Both protagonists fell behind their team-mates at the start but were back into first – van Gisbergen – and third – McLaughlin – by the end of Saturday’s opening lap.
Van Gisbergen led the first two stints, but Safety Car pitstops just before the unofficial ‘get home on fuel’ lap complicated matters.
McLaughlin got in front, with van Gisbergen pitting on consecutive laps to complete his mandatory 140-litre fuel drop.
Ryan Story boasted on TV that McLaughlin could make it home on his fuel load, and he led the second half of the race.
What became apparent, though, was that McLaughlin was having to save more and more fuel as the laps ticked on, as van Gisbergen closed in from nearly 10s behind.
On the final lap, van Gisbergen swooped to take the lead as McLaughlin finally ran out, two corners from home.
That result – van Gisbergen first and McLaughlin second – would have meant the pair started Sunday with McLaughlin just two points ahead.

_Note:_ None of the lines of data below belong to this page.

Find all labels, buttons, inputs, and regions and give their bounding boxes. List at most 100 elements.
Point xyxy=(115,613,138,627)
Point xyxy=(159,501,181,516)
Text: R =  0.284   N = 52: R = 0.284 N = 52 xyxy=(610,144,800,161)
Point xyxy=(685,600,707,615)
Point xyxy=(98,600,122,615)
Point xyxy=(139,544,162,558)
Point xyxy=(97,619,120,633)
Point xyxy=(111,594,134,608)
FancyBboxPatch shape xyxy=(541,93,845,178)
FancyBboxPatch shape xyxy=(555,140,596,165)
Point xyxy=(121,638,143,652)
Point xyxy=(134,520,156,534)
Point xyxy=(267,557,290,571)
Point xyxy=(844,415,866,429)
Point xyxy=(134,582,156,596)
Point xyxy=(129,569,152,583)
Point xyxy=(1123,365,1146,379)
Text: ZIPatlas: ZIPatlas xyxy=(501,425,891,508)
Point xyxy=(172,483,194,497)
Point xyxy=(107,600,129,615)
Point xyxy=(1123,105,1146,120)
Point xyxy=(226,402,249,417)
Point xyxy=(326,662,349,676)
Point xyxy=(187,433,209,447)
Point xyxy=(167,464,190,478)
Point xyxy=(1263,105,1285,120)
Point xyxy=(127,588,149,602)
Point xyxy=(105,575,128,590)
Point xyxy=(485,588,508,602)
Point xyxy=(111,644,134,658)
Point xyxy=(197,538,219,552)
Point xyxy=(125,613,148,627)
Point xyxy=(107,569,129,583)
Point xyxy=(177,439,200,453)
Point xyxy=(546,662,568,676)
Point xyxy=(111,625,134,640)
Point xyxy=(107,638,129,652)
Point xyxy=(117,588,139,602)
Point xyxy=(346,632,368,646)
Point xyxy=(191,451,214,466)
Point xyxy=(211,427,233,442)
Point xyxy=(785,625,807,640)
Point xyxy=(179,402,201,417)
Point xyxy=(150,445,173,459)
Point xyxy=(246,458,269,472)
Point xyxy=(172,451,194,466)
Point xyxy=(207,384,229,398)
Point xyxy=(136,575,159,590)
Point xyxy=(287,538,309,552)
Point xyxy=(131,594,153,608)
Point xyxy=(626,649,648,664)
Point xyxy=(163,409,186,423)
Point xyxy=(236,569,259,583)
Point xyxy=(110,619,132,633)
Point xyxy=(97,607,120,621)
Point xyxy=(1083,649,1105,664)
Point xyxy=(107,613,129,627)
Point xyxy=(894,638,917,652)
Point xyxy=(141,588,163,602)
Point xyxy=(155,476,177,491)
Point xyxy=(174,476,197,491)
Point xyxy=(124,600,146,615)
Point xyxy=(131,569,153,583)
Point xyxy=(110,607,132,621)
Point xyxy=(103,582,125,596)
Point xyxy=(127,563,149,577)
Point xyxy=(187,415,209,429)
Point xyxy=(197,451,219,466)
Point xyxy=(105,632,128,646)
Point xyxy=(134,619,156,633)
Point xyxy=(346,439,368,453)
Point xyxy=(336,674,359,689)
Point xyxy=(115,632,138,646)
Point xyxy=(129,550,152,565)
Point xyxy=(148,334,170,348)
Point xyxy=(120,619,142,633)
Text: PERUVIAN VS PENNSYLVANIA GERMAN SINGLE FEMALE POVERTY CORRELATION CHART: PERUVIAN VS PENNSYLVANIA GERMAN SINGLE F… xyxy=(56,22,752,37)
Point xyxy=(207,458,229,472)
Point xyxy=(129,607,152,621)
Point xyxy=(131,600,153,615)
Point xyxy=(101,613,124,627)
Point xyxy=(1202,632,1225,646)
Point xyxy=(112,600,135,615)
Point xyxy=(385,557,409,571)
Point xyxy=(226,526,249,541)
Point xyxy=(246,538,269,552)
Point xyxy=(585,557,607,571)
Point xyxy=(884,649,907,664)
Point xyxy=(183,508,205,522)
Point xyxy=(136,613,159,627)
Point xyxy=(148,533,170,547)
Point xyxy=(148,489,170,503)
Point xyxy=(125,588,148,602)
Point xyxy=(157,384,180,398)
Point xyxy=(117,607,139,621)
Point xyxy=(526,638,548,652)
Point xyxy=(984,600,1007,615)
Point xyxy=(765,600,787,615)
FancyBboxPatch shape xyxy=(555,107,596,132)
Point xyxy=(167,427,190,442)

Like Pukekohe, however, a van Gisbergen pitstop had attracted the scrutiny of stewards, this time for the fuel hose being connected as the Commodore was lowered.
A sanction was recommended on Saturday evening but not formally ratified until Sunday morning
That time penalty dropped van Gisbergen to fifth in Saturday’s result and 53 points behind, and took some sting out of the day.
It meant McLaughlin only had to finish sixth on Sunday but everybody, the driver included, knew what had unfolded 12 months earlier.
There was no repeat of that, though, and van Gisbergen ultimately had a quiet race, stuck in traffic and then hindered by tyre pick-up.
McLaughlin relinquished the win to Reynolds late, rather than getting stuck in a battle, but still beat his chief rival on track.
The final, 71-point gap doesn’t indicate how hard the title was to win, and how closely-matched the two were through the second half of the campaign.
But that won’t matter to the newly-crowned – and immensely deserving – 2018 champion.